Stratasys leaders and their peers at Desktop Metal on May 25 announced plans to join forces in a deal worth $1.8 billion. That plan, they said then, would set the stage for the combined organization to pull in $1.1 billion in sales in 2025 while cutting costs by $50 million annually. Just a few days later, however, 3D Systems offered to pay $1.2 billion in cash and stock for Stratasys and promised “simply the best outcome for the shareholders of both companies” in part because of the promise of $100 million in annual savings down the road.
On June 20, both companies issued statements on the proposed transactions. 3D President and CEO Jeffrey Graves said his team had not heard from Stratasys in the past three weeks but reiterated his belief in 3D’s bid, noting that investors had bid up his company’s shares and thus made its offer more valuable to Stratasys shareholders.

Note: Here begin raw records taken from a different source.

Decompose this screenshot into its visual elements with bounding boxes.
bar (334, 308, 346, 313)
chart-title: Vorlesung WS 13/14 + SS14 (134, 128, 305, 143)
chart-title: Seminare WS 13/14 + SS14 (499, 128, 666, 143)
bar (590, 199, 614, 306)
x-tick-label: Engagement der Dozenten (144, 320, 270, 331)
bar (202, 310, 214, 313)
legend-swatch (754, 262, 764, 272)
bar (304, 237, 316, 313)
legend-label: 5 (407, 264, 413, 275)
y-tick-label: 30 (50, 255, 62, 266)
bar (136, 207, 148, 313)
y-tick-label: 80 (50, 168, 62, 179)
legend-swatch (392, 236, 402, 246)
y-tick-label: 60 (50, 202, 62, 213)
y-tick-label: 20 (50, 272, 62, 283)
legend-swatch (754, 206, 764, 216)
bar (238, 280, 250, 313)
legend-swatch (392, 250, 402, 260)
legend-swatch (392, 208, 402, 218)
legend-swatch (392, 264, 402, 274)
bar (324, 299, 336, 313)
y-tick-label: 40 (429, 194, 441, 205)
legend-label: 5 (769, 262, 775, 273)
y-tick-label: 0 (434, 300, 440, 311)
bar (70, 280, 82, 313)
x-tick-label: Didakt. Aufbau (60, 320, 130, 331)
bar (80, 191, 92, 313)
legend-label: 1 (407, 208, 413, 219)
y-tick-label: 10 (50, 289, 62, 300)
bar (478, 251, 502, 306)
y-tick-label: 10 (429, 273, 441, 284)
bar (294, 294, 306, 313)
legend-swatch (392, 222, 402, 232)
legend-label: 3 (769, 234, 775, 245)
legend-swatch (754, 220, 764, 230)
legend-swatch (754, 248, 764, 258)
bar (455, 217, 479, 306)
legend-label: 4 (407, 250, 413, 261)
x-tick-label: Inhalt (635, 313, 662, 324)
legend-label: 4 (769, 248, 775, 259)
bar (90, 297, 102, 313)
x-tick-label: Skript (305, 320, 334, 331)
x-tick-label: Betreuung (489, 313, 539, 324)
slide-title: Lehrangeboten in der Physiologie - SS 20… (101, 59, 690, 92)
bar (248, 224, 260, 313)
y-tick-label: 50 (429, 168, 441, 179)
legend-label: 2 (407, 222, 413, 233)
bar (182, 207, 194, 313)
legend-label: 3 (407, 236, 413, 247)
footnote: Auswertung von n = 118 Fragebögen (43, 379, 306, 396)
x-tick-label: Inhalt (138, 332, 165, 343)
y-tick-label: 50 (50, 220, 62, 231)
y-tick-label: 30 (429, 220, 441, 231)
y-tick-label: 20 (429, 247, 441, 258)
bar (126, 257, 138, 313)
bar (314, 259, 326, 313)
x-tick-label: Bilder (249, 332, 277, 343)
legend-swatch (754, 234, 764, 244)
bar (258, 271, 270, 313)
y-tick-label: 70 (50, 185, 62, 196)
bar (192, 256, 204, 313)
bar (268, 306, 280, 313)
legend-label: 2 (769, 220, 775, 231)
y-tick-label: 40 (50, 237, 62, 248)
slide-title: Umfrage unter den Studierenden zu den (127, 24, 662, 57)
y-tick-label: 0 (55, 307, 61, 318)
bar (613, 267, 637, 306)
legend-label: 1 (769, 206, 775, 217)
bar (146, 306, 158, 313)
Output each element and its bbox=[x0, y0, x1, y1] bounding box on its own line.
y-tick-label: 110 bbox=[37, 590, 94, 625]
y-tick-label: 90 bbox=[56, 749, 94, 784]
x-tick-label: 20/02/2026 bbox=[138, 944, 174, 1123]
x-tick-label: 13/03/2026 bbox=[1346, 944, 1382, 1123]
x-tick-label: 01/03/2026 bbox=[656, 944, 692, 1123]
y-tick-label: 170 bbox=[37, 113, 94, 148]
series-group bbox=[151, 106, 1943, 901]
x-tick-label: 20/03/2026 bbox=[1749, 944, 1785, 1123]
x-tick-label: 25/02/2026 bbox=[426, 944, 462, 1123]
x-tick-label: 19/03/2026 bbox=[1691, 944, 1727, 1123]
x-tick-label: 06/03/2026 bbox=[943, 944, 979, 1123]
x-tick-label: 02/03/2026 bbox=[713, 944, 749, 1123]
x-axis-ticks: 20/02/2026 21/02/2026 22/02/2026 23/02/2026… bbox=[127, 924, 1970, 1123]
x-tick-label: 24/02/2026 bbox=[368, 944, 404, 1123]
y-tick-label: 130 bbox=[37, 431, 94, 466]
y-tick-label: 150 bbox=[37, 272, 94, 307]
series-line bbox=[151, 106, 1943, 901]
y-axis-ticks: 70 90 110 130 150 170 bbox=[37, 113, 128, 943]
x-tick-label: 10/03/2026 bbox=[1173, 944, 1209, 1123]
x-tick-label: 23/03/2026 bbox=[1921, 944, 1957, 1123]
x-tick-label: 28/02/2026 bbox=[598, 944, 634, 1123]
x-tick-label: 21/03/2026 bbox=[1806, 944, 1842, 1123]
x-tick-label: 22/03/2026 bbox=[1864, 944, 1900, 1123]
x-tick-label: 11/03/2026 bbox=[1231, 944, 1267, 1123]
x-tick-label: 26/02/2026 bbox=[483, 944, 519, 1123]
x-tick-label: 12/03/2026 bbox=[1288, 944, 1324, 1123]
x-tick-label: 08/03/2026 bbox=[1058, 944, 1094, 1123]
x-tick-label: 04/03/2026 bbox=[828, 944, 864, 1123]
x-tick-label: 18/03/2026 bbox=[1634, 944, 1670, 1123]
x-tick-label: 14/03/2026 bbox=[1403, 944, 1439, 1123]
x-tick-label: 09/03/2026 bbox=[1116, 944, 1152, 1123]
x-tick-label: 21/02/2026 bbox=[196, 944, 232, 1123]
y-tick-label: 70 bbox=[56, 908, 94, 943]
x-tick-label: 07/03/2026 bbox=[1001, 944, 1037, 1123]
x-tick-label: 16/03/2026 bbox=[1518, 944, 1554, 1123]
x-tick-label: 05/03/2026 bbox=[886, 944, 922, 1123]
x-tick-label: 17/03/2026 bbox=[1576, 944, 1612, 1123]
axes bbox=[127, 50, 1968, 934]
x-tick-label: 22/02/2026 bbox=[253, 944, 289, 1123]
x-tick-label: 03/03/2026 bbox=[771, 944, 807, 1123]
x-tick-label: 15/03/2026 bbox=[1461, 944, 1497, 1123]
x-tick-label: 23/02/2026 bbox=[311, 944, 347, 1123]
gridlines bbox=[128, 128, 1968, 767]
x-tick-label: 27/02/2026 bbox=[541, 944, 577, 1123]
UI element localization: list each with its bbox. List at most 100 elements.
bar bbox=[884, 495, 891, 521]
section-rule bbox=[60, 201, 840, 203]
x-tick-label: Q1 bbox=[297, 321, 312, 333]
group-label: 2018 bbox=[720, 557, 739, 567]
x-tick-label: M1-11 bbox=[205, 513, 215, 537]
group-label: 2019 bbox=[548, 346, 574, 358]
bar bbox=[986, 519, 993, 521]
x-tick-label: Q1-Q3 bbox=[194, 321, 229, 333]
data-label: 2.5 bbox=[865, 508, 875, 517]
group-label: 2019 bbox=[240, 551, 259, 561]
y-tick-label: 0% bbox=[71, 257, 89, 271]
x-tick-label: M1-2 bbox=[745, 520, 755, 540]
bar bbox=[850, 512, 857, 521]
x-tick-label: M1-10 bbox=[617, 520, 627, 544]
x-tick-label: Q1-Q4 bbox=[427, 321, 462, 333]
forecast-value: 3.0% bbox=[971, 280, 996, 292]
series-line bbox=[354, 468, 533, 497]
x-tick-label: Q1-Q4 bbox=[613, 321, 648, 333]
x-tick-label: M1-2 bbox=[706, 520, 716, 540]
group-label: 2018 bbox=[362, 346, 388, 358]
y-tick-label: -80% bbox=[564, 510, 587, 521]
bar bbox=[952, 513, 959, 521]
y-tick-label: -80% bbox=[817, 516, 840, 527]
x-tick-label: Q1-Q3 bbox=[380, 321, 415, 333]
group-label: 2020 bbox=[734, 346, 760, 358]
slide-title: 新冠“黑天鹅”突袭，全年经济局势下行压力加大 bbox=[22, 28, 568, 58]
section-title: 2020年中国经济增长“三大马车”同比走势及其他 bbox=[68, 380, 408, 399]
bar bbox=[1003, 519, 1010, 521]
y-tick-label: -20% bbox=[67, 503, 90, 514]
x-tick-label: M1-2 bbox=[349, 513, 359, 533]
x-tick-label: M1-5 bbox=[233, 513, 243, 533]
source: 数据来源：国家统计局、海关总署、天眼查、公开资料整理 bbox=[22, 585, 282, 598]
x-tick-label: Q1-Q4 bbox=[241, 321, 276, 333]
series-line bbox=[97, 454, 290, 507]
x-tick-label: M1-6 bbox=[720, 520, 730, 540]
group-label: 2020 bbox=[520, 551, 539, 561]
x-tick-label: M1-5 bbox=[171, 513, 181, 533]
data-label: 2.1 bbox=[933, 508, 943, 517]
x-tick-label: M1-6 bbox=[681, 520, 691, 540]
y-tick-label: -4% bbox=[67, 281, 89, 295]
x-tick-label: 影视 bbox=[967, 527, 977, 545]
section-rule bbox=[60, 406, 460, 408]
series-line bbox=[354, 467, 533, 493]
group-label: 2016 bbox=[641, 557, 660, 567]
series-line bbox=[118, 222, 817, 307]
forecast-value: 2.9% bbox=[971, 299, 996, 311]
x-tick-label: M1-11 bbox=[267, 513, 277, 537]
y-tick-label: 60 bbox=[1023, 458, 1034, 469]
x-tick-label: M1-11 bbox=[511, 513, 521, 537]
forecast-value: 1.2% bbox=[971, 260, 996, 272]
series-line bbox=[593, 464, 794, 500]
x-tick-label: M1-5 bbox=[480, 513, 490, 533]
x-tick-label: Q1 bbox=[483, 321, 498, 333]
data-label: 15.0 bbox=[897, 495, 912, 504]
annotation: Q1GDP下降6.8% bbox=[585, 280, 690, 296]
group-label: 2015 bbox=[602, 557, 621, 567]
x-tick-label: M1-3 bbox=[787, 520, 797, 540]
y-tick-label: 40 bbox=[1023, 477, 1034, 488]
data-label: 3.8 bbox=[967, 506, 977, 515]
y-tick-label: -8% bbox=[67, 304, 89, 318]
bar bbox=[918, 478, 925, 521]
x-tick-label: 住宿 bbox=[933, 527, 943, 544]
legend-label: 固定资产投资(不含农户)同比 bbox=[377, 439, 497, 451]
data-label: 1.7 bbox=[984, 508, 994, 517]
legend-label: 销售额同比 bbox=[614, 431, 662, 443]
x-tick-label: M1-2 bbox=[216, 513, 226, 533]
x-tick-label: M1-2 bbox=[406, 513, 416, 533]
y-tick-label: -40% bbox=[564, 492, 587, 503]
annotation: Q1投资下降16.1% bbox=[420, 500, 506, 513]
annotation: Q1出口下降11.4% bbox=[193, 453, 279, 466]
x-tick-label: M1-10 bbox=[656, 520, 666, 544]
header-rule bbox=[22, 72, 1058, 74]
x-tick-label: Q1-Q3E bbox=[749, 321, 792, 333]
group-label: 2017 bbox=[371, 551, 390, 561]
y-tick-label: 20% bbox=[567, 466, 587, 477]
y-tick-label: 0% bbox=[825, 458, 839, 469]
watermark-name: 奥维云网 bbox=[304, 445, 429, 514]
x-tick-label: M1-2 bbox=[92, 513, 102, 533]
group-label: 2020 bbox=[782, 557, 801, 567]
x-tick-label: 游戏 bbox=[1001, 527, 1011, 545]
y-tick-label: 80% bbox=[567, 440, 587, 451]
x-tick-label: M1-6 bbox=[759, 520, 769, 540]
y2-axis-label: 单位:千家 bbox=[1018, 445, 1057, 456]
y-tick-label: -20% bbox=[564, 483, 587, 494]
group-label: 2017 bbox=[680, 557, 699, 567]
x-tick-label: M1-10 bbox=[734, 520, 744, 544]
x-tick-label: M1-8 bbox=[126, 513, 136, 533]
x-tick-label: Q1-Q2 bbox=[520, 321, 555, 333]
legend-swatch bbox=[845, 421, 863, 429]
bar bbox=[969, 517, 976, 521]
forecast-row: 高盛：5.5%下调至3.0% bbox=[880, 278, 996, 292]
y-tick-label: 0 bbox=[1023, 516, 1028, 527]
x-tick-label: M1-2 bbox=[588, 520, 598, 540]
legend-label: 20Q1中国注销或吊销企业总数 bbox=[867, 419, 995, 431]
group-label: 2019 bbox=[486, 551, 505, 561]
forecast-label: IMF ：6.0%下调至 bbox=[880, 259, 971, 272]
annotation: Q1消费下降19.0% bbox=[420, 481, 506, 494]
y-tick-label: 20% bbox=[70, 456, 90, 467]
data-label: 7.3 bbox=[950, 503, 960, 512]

Soon after, the Stratasys board issued statements saying, among other things, that 3D’s acquisition offer does not constitute what the Desktop Metal agreement defines as a “superior proposal” because it undervalues Stratasys, doesn’t account for 3D’s (slower) growth plans and “lacks critical metal technology to be successful in mass production additive manufacturing.” That last element is a key selling point in having Desktop Metal, which has a stronger metal manufacturing business, join up with Stratasys, which is more established in marketing polymer products.
The Stratasys board also has published some new financial projections and now says that joining forces would goose top-line growth to at least $1.4 billion in 2026. The directors and their financial advisors now say they see EBITDA margins—previously forecast to be between 10% and 12 in 2025—growing to somewhere between 14% and 20% in 2026.